O detento concorda que o celular é usado como ferramenta do crime organizado, mas não entra em detalhes sobre o assunto. Foi pelo celular que presos de várias unidades teriam sido orientados a desobedecer a ordem de retornar às celas depois da transferência de dois membros da facção criminosa Primeiro Comando da Capital (PCC) que ficaram incomunicáveis pouco antes do Natal. O protesto também teria sido encerrado com ordem dada pelo telefone depois da chegada da dupla em Araraquara.

Enquanto agentes e advogados cobram preços altos - que chegam a R$ 5 mil - pelo celular, as visitas ou falsas mulheres fazendo-se passar por familiares de presos cobram valores mais tímidos, que giram em torno R$ 300. Elas tentam burlar os detectores de metais enrolando os celulares em pedaços de bifes, câmara de ar de bicicletas e enrolando tudo com fita adesiva.

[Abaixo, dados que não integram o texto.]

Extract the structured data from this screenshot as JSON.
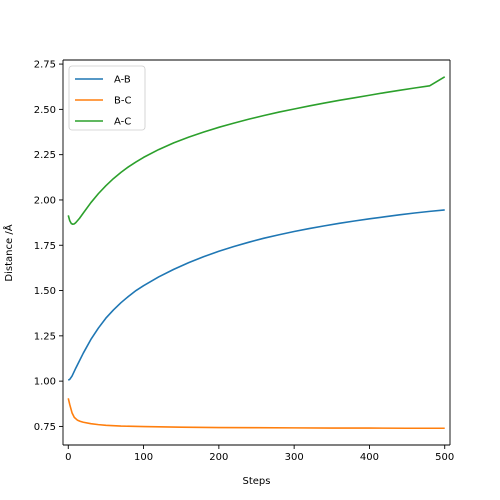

Mas o preso de Itirapina conta que as mulheres estão com dificuldade de manter o esquema. E quem é adepto à tentativa admite estar muito mais difícil. "Desde que passaram a usar o banquinho - um detector de metal em que a visita senta durante a revista - ficou muito complicado. Eu não tentei mais", conta uma mulher que já levou celulares para várias prisões.